Along with their '60s predecessors, the Paisley Underground bands were one of the influences that prompted Sweet to make albums of his own -- including 1991's classic "Girlfriend" -- and he says he always loved the "Rainy Day" album in particular. "I remember really fixating on Sue's voice on that record and thinking, 'Wow!' I really love that Dylan song 'I'll Keep It With Mine,' and she sang on it. That was always in my mind and when I got to know her later on, and I'd say to her, 'If you want to do anything, I'd love to produce you!' So that seed was always there."

Hoffs remembers it, too. "I called Matthew up about two years ago to sing with the Bangles one night at [the L.A. club] McCabes -- we were doing a fund-raiser -- and he mentioned to me during a break in rehearsal that he always wanted to produce a solo record for me," Hoffs adds. "He was thinking about his early days of listening to the 'Rainy Day' record, and that's how he first heard me.

"When we decided to do this covers album, the thing that was so bizarre was that the first thing he said was, 'Well, what are your ideas about songs?' And I said, "What about 'She May Call You Up' by the Left Banke?' And he just went, 'That is so weird! That's the first one on my list!' He actually had a little handwritten list, as did I. We had both listed a ton of songs, and it was really fun trying them out. When you're obsessed with music from that time anyway, it's just so much fun to try and play those songs."

That sense of enthusiasm is palpable throughout "Under the Covers," which Hoffs and Sweet recorded at his L.A. home studio with help from talented accompanists such as drummer Rick Menck, legendary Beach Boys collaborator Van Dyke Parks and guitarists Ivan Julian, Greg Leisz and Richard Lloyd. While the two singers are clearly fans of the songs they tackled, they didn't hesitate to add their own unique stamp, and that sense of immediacy and inspiration, combined with a very vital and alive production, marks the album as more than a mere exercise in nostalgia.
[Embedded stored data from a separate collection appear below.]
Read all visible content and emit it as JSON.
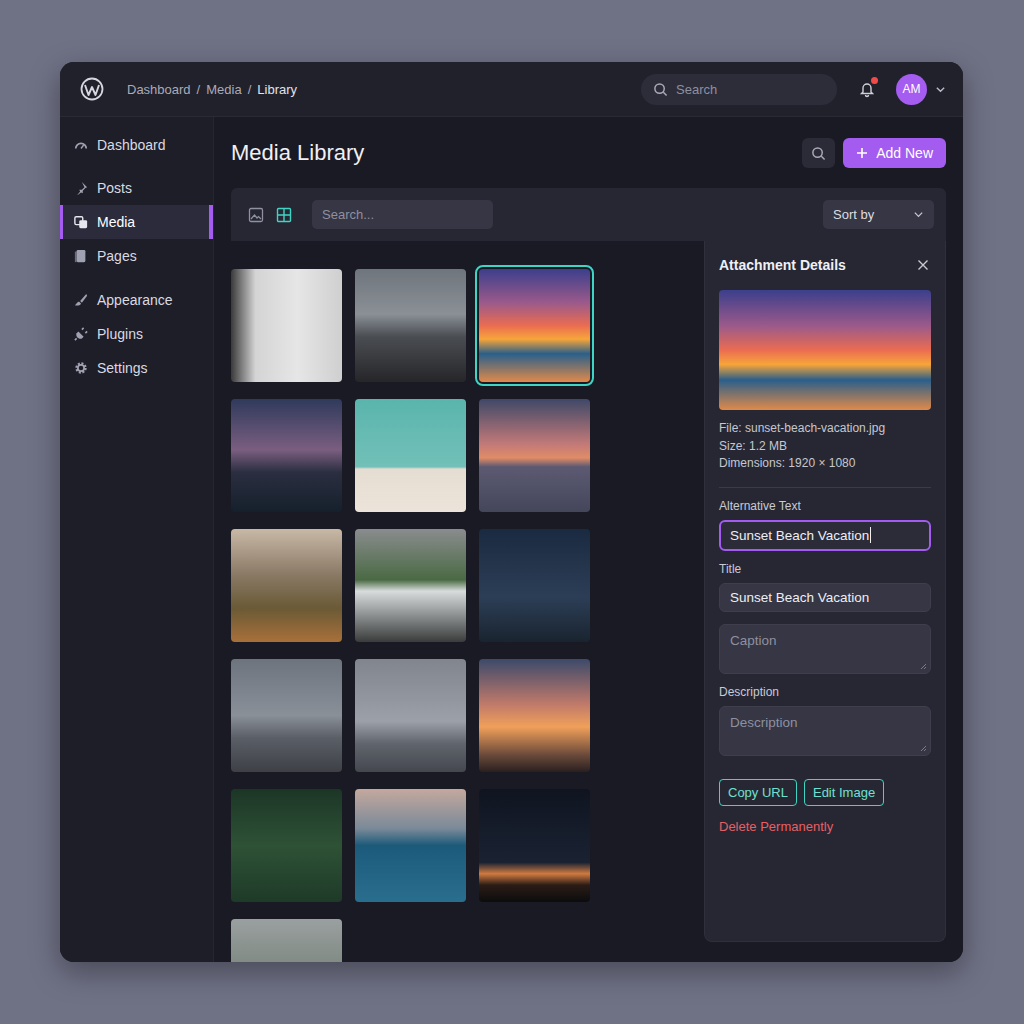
{
  "breadcrumb": {
    "items": [
      "Dashboard",
      "Media",
      "Library"
    ],
    "separator": "/"
  },
  "topbar": {
    "search_placeholder": "Search",
    "notifications": {
      "unread": true
    },
    "user": {
      "initials": "AM"
    }
  },
  "sidebar": {
    "groups": [
      {
        "items": [
          {
            "label": "Dashboard",
            "selected": false
          }
        ]
      },
      {
        "items": [
          {
            "label": "Posts",
            "selected": false
          },
          {
            "label": "Media",
            "selected": true
          },
          {
            "label": "Pages",
            "selected": false
          }
        ]
      },
      {
        "items": [
          {
            "label": "Appearance",
            "selected": false
          },
          {
            "label": "Plugins",
            "selected": false
          },
          {
            "label": "Settings",
            "selected": false
          }
        ]
      }
    ]
  },
  "page": {
    "title": "Media Library",
    "add_button": "Add New"
  },
  "toolbar": {
    "views": [
      {
        "selected": false
      },
      {
        "selected": true
      }
    ],
    "search_placeholder": "Search...",
    "sort_label": "Sort by"
  },
  "media": [
    {
      "selected": false
    },
    {
      "selected": false
    },
    {
      "selected": true
    },
    {
      "selected": false
    },
    {
      "selected": false
    },
    {
      "selected": false
    },
    {
      "selected": false
    },
    {
      "selected": false
    },
    {
      "selected": false
    },
    {
      "selected": false
    },
    {
      "selected": false
    },
    {
      "selected": false
    },
    {
      "selected": false
    },
    {
      "selected": false
    },
    {
      "selected": false
    },
    {
      "selected": false
    }
  ],
  "details": {
    "title": "Attachment Details",
    "info": [
      "File: sunset-beach-vacation.jpg",
      "Size: 1.2 MB",
      "Dimensions: 1920 × 1080"
    ],
    "fields": [
      {
        "label": "Alternative Text",
        "value": "Sunset Beach Vacation",
        "focused": true,
        "kind": "input"
      },
      {
        "label": "Title",
        "value": "Sunset Beach Vacation",
        "focused": false,
        "kind": "input"
      },
      {
        "placeholder": "Caption",
        "focused": false,
        "kind": "textarea"
      },
      {
        "label": "Description",
        "placeholder": "Description",
        "focused": false,
        "kind": "textarea"
      }
    ],
    "buttons": [
      "Copy URL",
      "Edit Image"
    ],
    "delete": "Delete Permanently"
  }
}
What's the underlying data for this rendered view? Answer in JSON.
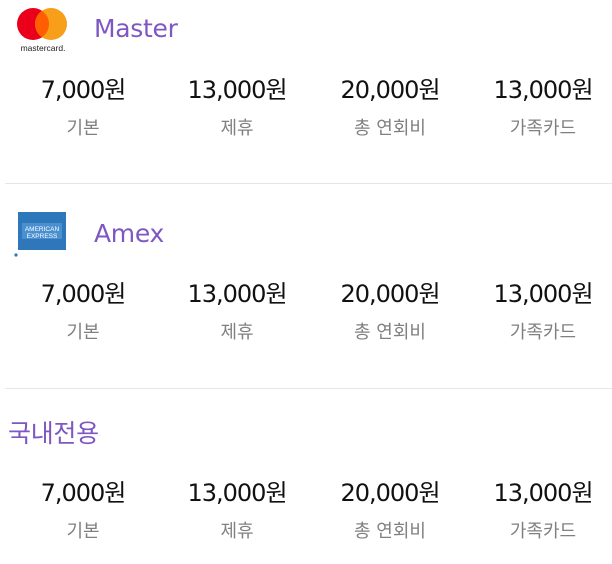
{
  "cards": [
    {
      "brand": "Master",
      "logo": "mastercard-logo",
      "logo_text": "mastercard.",
      "fees": [
        {
          "amount": "7,000원",
          "label": "기본"
        },
        {
          "amount": "13,000원",
          "label": "제휴"
        },
        {
          "amount": "20,000원",
          "label": "총 연회비"
        },
        {
          "amount": "13,000원",
          "label": "가족카드"
        }
      ]
    },
    {
      "brand": "Amex",
      "logo": "amex-logo",
      "logo_text": "AMERICAN EXPRESS",
      "fees": [
        {
          "amount": "7,000원",
          "label": "기본"
        },
        {
          "amount": "13,000원",
          "label": "제휴"
        },
        {
          "amount": "20,000원",
          "label": "총 연회비"
        },
        {
          "amount": "13,000원",
          "label": "가족카드"
        }
      ]
    },
    {
      "brand": "국내전용",
      "logo": "",
      "fees": [
        {
          "amount": "7,000원",
          "label": "기본"
        },
        {
          "amount": "13,000원",
          "label": "제휴"
        },
        {
          "amount": "20,000원",
          "label": "총 연회비"
        },
        {
          "amount": "13,000원",
          "label": "가족카드"
        }
      ]
    }
  ],
  "colors": {
    "brand_text": "#7e57c2",
    "amount_text": "#111111",
    "label_text": "#808080",
    "divider": "#e6e6e6",
    "mastercard_red": "#eb001b",
    "mastercard_orange": "#f79e1b",
    "amex_blue": "#2e77bb"
  }
}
"The challenge of living up to these songs was fantastic, special and magical," Hoffs says. "Many of the originals were done very quickly using what we would think of now as very primitive equipment, but there is so much heart, melody, sophistication and arrangement genius."

"When you say the album sounds 'vital and alive,' that's really what we were going after," Sweet says. "In some ways, we were pretty traditional about how we did everything, because we really wanted to capture what made these songs good in the first place, which is very often that sense of being 'vital and alive.' But I think it's worth stressing that it wasn't like we were fearing this giant mantle of, 'Oh my God, we're covering these amazing things and everyone is going to judge us.' We were sort of blissfully ignoring that and doing our own little thing."

Sweet, 41, and Hoffs, a 47-year-old mother of two with her husband, director Jay Roach, have both experienced the highs and lows of the music business, rising from the independent underground to mainstream success -- to a point where they are once again recording for the indies. (The Bangles' last new album, 2000's "Doll Revolution," was issued by Koch; Sweet's 2004 solo disc "Living Things" came out on RACM, and "Under the Covers" was released by Shout Factory.)

But both seem content with their place on the current music scene, appreciative of their enduring followings and no longer concerned about the pressures of pop stardom, and that vibe is the final ingredient that makes "Under the Covers" so much fun.

"I don't really know what I'm going to do with my next [solo] record -- if I need a label at all," Sweet says. "A couple of years ago, when we were promoting that Thorns record that I made with Pete Droge and Shawn Mullins, it was a thing where Columbia begged us to make this record, and we worked really, really hard and sold a couple of hundred thousand copies. But that was failure to everybody at the company, and it all just seems wrong."

Adds Hoffs: "Having been there and done that with all of the ways that records are put out and the kind of huge marketing machine that you go through ... Well, we've seen it all, and sometimes it works and sometimes it doesn't, and this time we just wanted to make this music for fun. We just wanted to make a record that we love, and we did, and I hope that everybody can hear that."